I walked to another part of the central city, the old market streets behind Tiananmen Square, and remembered her skipping like a child across the place where Mao Zedong announced the birth of a new China, escaping from there into the labyrinth that is old Beijing, the hutongs that were once her home.
Despite the dark skin of the south-westerner, which is not admired, Hao Xue passed the unofficial beauty requirement at the university. Her complexion came from her mother who was of the Naxi people of Yunnan. Her mother and father came to Beijing as migrant workers. They slept in human piles in the subway and train stations. Her father carried coal in the hutongs and the hutong people took pity on his pregnant wife – so Hao Xue had many old nannies who became aunts when a munitions factory drew her parents to work and an accident there made her an orphan.
Before she went to university, Hao Xue was the product of a strange, communal and now unobtainable education that nurtured her gifts. She could draw as many Chinese characters at twelve, as the seventy-year-old compound calligrapher. She began to grasp the grammar of any language after perusing a single page and could speak and even sing in native accents after they were spoken to her. I had witnessed her recite Rumi to the amazement of Iranian students. After our nightly study sessions, Hao Xue told me stories from her mother's Dongba religious tradition: a pair of lovers leapt off Jade Dragon Snow Mountain and did not die; not so much as a pine cone could be removed from the forest without the approval of priests; one, or maybe five thousand years ago, people saw a tiger leap across a gorge two miles above the Yangtze.
I had seen Tiger-leaping Gorge.
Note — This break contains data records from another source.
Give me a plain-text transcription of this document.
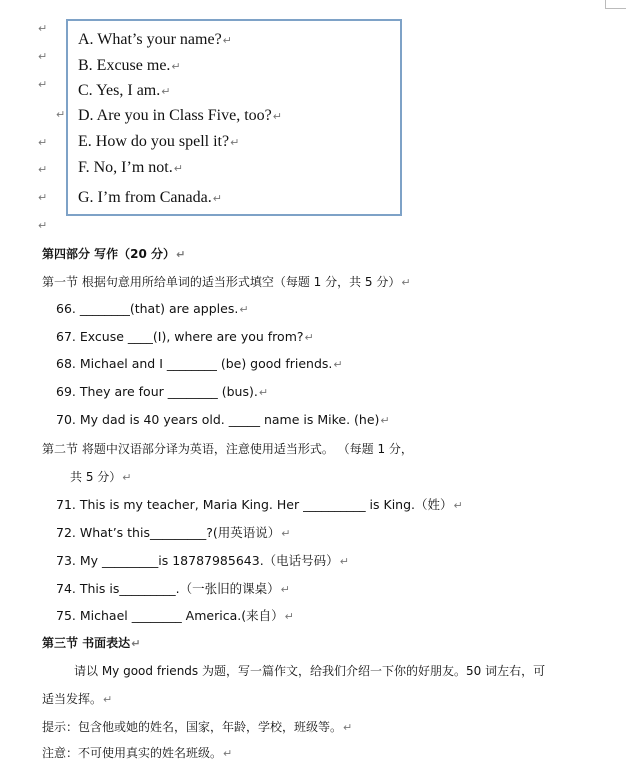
↵
↵
↵
↵
↵
↵
↵
↵
A. What’s your name?↵
B. Excuse me.↵
C. Yes, I am.↵
D. Are you in Class Five, too?↵
E. How do you spell it?↵
F. No, I’m not.↵
G. I’m from Canada.↵
第四部分 写作（20 分）↵
第一节 根据句意用所给单词的适当形式填空（每题 1 分，共 5 分）↵
66. ________(that) are apples.↵
67. Excuse ____(I), where are you from?↵
68. Michael and I ________ (be) good friends.↵
69. They are four ________ (bus).↵
70. My dad is 40 years old. _____ name is Mike. (he)↵
第二节 将题中汉语部分译为英语，注意使用适当形式。 （每题 1 分，
共 5 分）↵
71. This is my teacher, Maria King. Her __________ is King.（姓）↵
72. What’s this_________?(用英语说）↵
73. My _________is 18787985643.（电话号码）↵
74. This is_________.（一张旧的课桌）↵
75. Michael ________ America.(来自）↵
第三节 书面表达↵
请以 My good friends 为题，写一篇作文，给我们介绍一下你的好朋友。50 词左右，可
适当发挥。↵
提示：包含他或她的姓名，国家，年龄，学校，班级等。↵
注意：不可使用真实的姓名班级。↵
No animal could cross it unless it flew. Perhaps the witnesses had seen a large hawk? Or perhaps the tiger had merely jumped from shelf to shelf down the rock face? I offered Hao Xue these possibilities. She disapproved of my doubt and gave me a furrowbrowed look, as momentarily sincere as a child.
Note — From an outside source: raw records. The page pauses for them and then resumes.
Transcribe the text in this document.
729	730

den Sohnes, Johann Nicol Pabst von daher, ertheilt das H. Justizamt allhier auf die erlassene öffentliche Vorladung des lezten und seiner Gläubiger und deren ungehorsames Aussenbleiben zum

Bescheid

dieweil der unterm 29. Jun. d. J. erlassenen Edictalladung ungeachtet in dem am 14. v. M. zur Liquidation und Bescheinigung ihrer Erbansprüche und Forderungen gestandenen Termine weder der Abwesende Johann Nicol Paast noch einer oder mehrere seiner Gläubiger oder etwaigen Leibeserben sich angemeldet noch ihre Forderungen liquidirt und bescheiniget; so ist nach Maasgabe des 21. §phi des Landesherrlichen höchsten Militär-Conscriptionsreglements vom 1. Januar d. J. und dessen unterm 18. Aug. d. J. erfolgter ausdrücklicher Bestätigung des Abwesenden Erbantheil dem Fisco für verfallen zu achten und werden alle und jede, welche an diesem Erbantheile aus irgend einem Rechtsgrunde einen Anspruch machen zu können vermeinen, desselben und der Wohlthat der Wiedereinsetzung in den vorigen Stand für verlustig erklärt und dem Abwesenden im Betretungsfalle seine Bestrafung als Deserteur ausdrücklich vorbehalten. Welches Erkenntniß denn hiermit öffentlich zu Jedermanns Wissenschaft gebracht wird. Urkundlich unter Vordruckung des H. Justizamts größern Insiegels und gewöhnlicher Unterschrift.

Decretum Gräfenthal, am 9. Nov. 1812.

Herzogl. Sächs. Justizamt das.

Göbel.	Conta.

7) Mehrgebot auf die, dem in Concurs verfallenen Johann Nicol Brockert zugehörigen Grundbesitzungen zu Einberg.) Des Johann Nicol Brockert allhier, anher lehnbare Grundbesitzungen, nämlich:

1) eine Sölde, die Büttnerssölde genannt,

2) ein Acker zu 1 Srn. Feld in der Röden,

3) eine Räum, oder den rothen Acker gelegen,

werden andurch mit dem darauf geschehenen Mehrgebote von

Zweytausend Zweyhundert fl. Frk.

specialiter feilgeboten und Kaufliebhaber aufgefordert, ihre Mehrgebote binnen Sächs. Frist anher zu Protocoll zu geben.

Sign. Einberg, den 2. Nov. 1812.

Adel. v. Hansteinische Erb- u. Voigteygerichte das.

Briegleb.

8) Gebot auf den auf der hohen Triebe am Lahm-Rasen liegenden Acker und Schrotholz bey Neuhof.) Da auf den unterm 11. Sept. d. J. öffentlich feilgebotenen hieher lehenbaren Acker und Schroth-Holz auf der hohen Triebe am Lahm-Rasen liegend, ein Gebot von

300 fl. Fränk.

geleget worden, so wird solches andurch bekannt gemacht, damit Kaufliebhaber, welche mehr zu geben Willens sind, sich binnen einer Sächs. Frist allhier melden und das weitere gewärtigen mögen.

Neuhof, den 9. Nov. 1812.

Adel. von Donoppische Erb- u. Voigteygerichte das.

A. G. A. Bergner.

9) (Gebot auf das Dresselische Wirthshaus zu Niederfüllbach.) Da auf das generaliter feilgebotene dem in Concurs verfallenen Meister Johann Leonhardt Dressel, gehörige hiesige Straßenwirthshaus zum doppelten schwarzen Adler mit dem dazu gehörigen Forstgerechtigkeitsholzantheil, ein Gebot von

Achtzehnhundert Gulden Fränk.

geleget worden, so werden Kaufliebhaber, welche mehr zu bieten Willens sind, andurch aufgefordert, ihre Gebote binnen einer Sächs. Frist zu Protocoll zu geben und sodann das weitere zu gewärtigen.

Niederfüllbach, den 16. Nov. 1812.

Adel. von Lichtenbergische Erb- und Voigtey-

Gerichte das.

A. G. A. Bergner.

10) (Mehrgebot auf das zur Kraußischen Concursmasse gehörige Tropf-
I did not want to appear over rational. I told her stories from my own Catholic tradition: of the Incorruptibles and the scars that would not heal on the face of the Black Madonna of Cz¸estochowa. I had a King James Bible mailed for her. She read the New Testament in a night. I asked her whether she believed what it said.
‘It's a great work of literature,' I said. ‘The greatest.'
‘You told me you were Catholic.'
‘I admire the tradition, and the intellectual rigor of the Church.'
So I avoided the question of faith. I explained the dignity I saw in Catholicism and Orthodoxy as compared with Evangelicalism and the Pentecostals. ‘But the stories are true,' said Hao Xue. She had seen through my attempt at distraction and cared nothing for schisms and politics.
‘How do you know?'
She looked out the window. I too turned to the pines that bent in the wind that came unbroken out of Mongolia, blowing the desert into the city. ‘The sound of the words. The voice. It's beautiful. Whatever is most beautiful is true. Can't you hear it?'
I knew if anyone could hear a resonance in printed words so distantly translated it would be her. I told her of the original Greek codex, how the sayings attributed to Christ are said to reveal characteristics of the Aramaic language spoken in Palestine two millennia ago. Hao Xue smiled. And the bending pines meant we should stay inside and talk further in the warmth granted by exposed hot water pipes and jasmine tea.